Today's column allows me to make a bizarre admission, but one which ties directly into the content. While many entrepreneurs may take a lunch hour, eat at their desk or perhaps workout to blow off some steam during the workday, I head to the grocery store, at least three times a week. It's a stress reliever, believe it or not. Only takes 20 minutes or so, keeps our household well-stocked, and provides fodder for my fascination with the industry. Several members of my wife's family have worked in the business as owners and store managers, and it is a fascinating and highly competitive world that is going through some big changes.
The grocery business is about as high turnover-low margin as they come and that situation may continue to degrade, especially now that Amazon.com Inc. (AMZN) has entered the fray with its purchase of Whole Foods Market on June 15. That issue has been weighing heavily on grocer names as investors fear that Amazon, which seems always willing to operate at very low, no or even negative margins, will rule the grocery world.
The damage has been severe. Kroger Co. (KR) , the largest stand-alone grocery chain in terms of revenue, has seen its shares plunge 40% year to date, including 19% on the day that the Amazon-Whole Foods deal was announced. Last year Kroger's sales topped $115 billion, on which the company earned $1.96 billion. That may seem like a chunk of change, but represents a very small, 1.7% net profit margin.
Others, such as Supervalu Inc. (SVU) , which has about 1,900 stores in 40 states, have been hurt; SVU shares are down 38% year to date. Even smaller, regional players such as Weis Markets Inc. (WMK) , which has about 200 stores, more than half in Pennsylvania, is down 34% year to date.
Meanwhile, Walmart Stores Inc. (WMT) has become a force to be reckoned with in the grocery business, delivering its own damage to the stand-alone grocers. Last year, 57% of Walmart's revenue, or $277 billion -- more than two times Kroger's revenue -- was from grocery. Many of the everyday prices I've seen at our closest Wal-Mart Supercenter cannot be beat by other supermarket chains, at least in my experience.

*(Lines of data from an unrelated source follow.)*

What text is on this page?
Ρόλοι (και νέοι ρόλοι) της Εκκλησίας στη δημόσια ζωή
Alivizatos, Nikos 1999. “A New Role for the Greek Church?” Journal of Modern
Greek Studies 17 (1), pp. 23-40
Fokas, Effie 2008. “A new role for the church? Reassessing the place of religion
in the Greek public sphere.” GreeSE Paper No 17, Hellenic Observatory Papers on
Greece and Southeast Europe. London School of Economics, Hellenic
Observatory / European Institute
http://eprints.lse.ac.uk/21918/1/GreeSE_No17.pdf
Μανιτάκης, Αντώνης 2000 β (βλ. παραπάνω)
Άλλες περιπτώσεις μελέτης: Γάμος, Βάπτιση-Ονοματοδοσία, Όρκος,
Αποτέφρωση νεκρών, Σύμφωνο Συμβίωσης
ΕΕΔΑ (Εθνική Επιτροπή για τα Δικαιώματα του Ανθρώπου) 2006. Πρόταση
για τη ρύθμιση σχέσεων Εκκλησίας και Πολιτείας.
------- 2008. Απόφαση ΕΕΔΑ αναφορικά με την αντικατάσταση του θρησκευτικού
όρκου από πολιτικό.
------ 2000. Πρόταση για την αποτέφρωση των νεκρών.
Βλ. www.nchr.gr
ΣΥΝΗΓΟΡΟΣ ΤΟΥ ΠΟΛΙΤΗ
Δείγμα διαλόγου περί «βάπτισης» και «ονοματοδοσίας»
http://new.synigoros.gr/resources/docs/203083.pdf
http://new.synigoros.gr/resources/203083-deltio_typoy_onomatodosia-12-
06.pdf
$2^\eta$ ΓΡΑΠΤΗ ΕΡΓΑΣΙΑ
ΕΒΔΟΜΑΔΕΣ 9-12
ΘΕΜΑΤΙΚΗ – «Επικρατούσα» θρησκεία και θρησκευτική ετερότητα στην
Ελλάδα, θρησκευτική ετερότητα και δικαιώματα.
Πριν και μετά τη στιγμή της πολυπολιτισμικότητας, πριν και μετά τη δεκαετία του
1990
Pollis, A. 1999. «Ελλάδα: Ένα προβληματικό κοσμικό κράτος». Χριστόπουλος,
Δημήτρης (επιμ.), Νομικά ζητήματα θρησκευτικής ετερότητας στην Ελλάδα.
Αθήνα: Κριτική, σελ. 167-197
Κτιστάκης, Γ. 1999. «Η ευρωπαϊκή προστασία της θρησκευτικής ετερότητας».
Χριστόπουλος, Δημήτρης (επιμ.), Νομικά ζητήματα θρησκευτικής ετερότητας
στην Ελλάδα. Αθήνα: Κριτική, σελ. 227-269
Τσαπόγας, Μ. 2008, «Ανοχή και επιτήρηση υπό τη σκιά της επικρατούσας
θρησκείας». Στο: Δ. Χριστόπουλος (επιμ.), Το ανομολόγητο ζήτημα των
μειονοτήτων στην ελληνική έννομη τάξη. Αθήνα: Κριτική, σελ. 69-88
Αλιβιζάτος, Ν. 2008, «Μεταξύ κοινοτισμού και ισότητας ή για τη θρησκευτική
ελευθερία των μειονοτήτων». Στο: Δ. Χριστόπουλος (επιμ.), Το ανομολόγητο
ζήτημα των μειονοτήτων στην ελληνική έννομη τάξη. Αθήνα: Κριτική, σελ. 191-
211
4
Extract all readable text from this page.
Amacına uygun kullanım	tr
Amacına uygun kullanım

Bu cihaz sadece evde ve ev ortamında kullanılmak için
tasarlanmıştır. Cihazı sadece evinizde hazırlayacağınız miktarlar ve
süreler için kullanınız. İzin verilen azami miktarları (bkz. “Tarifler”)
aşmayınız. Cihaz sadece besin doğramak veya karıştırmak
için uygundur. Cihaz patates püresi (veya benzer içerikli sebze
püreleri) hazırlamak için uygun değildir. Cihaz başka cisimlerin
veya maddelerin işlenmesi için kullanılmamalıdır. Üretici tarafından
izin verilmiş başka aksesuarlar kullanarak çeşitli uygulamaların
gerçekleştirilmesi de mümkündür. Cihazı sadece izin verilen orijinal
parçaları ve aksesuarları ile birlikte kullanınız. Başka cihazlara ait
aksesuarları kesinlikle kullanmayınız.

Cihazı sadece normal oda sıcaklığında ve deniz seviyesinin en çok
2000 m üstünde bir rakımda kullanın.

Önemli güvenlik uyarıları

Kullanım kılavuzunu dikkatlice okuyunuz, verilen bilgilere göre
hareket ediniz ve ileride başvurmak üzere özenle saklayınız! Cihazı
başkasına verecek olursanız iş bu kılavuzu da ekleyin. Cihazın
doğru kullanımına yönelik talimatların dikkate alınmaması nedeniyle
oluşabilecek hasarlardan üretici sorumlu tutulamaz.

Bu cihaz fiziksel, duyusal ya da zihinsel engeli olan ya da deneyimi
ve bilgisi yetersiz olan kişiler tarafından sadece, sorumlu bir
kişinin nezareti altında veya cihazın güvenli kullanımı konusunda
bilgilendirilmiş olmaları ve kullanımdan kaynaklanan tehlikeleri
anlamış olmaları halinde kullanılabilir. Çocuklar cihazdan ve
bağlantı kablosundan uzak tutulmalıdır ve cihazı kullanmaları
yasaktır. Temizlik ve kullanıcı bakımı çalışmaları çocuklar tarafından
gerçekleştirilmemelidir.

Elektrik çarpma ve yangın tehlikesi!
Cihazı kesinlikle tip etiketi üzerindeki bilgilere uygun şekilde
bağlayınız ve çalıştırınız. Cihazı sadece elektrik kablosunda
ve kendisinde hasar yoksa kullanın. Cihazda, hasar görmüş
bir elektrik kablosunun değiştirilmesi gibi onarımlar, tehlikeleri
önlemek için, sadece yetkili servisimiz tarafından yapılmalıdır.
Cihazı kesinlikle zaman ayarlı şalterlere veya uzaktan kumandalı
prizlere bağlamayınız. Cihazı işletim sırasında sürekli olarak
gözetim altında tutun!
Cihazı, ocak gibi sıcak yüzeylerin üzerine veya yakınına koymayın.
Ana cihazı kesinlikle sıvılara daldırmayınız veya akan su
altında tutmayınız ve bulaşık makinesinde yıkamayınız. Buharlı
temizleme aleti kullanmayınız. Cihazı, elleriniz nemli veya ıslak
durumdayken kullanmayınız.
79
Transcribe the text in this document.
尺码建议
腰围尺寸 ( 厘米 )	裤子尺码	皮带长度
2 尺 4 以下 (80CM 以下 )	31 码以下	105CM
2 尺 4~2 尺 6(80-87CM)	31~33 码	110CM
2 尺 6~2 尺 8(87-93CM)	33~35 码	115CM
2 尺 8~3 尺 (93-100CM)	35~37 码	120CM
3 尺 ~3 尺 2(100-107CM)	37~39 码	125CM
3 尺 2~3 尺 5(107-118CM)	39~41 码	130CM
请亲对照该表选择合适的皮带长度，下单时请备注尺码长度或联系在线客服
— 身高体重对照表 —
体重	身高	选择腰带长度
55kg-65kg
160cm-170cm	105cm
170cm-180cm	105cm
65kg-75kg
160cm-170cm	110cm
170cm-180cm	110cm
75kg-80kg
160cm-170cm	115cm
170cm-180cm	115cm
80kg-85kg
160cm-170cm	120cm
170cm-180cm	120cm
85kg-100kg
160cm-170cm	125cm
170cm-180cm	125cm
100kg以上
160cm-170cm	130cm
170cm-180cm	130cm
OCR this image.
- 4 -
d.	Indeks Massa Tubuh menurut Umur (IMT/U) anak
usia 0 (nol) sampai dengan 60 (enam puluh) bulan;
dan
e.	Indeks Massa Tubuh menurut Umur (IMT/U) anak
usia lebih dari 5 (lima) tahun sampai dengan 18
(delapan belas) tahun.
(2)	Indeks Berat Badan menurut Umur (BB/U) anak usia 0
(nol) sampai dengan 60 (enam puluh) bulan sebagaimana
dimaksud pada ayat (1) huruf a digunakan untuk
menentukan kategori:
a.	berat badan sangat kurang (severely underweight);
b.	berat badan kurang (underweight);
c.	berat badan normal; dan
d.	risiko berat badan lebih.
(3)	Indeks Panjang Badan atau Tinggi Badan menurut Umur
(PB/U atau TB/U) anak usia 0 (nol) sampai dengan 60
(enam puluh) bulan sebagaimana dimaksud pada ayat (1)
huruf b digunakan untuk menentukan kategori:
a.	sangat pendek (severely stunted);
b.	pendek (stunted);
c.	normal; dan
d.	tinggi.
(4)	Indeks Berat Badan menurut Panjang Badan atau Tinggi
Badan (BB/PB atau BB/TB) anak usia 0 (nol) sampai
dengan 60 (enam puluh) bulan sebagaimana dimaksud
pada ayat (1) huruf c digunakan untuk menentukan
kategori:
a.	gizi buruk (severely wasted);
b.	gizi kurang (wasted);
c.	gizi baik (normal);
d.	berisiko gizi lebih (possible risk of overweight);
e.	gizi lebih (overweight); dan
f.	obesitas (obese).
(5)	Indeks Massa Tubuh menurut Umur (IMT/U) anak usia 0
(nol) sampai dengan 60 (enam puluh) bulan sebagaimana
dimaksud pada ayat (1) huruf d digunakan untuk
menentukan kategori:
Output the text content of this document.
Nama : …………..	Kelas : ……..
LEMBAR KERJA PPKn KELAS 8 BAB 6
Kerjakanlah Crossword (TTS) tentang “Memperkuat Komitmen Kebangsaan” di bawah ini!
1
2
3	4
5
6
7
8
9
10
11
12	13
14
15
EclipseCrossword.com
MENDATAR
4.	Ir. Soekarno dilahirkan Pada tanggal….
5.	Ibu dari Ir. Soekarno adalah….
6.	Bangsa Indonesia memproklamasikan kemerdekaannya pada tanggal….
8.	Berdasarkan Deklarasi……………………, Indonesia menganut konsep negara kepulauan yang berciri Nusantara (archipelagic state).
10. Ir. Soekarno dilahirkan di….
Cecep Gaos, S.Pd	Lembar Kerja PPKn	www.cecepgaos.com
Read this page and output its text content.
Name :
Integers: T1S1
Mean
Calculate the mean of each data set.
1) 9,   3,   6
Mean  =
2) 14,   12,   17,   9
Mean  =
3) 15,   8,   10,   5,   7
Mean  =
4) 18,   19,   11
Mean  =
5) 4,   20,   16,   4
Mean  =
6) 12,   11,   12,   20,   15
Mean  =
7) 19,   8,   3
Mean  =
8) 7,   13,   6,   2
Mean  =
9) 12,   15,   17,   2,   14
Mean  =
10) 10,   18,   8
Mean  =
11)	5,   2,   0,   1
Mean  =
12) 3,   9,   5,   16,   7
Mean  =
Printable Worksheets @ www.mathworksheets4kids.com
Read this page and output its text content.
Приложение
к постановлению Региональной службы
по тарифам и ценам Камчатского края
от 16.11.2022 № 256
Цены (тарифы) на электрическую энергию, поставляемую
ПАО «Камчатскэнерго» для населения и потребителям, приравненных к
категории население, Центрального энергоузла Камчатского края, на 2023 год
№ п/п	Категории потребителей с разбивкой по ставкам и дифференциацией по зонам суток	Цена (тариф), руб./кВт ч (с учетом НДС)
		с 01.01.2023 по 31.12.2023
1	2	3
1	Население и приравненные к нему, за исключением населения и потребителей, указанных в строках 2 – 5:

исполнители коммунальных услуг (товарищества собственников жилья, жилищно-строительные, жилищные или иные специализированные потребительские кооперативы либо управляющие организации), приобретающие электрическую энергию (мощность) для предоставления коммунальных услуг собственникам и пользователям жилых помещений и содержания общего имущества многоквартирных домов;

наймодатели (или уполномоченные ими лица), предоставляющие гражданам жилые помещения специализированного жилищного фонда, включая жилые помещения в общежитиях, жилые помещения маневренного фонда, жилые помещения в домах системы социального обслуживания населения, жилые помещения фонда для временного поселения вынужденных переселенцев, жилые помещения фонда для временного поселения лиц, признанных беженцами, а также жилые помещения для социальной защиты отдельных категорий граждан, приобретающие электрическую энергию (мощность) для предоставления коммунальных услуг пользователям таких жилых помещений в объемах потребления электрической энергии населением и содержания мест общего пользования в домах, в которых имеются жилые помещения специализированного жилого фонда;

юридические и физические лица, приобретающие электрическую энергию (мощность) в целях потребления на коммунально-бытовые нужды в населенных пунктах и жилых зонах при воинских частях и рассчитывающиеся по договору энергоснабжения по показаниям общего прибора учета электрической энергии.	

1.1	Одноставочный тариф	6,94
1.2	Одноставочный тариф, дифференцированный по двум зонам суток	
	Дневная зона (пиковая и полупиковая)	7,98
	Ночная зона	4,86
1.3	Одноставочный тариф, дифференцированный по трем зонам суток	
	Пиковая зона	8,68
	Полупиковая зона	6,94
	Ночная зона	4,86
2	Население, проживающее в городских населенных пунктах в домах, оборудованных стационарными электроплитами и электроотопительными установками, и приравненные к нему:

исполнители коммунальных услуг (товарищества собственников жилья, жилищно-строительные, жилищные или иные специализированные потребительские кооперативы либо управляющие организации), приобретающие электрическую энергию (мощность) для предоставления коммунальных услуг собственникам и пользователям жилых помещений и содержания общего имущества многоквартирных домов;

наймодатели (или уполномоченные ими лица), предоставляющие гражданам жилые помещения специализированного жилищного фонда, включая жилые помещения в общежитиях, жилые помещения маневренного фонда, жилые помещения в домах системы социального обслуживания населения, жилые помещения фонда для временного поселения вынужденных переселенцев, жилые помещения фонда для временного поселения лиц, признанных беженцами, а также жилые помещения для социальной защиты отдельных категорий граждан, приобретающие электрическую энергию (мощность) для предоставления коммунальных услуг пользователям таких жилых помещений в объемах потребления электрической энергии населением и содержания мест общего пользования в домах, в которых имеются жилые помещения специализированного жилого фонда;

If you think Walmart is running scared about Amazon's foray into the business and the prospect that one day Amazon drones will deliver your groceries, think again. Walmart announced at its investor day yesterday that it nearly will double the number of locations allowing pickup of online grocery orders to more than 2,000 next year. (Ever confident, the company also announced a $20 billion share buyback).
Amazon's willingness to operate businesses unprofitably or just marginally profitable is one if the things that makes grocery chains so nervous. In August, the company announced it was lowering prices at Whole Foods stores; its tie-in with Amazon Prime, online ordering and pickup and discounts on grocery items are yet other supposed nails in the coffins of the more traditional grocers.
Amazon, in my view, may be somewhat of a force to be reckoned with in the grocery business; however, there still will be plenty of room for more traditional grocers. Kroger, trading at 10 times next year's consensus earnings estimates and yielding about 2.5%, will survive. Walmart will continue to thrive. There will be consolidation in the industry, and perhaps some bankruptcies. However, brick-and-mortar grocery is not going away anytime soon.
Online ordering is a nice feature for some; then there are the rest of us with our weekly (or thrice weekly in my case) grocery store runs, complete with impulse buys, which is what makes it fun. No drone deliveries necessary, at least for this guy.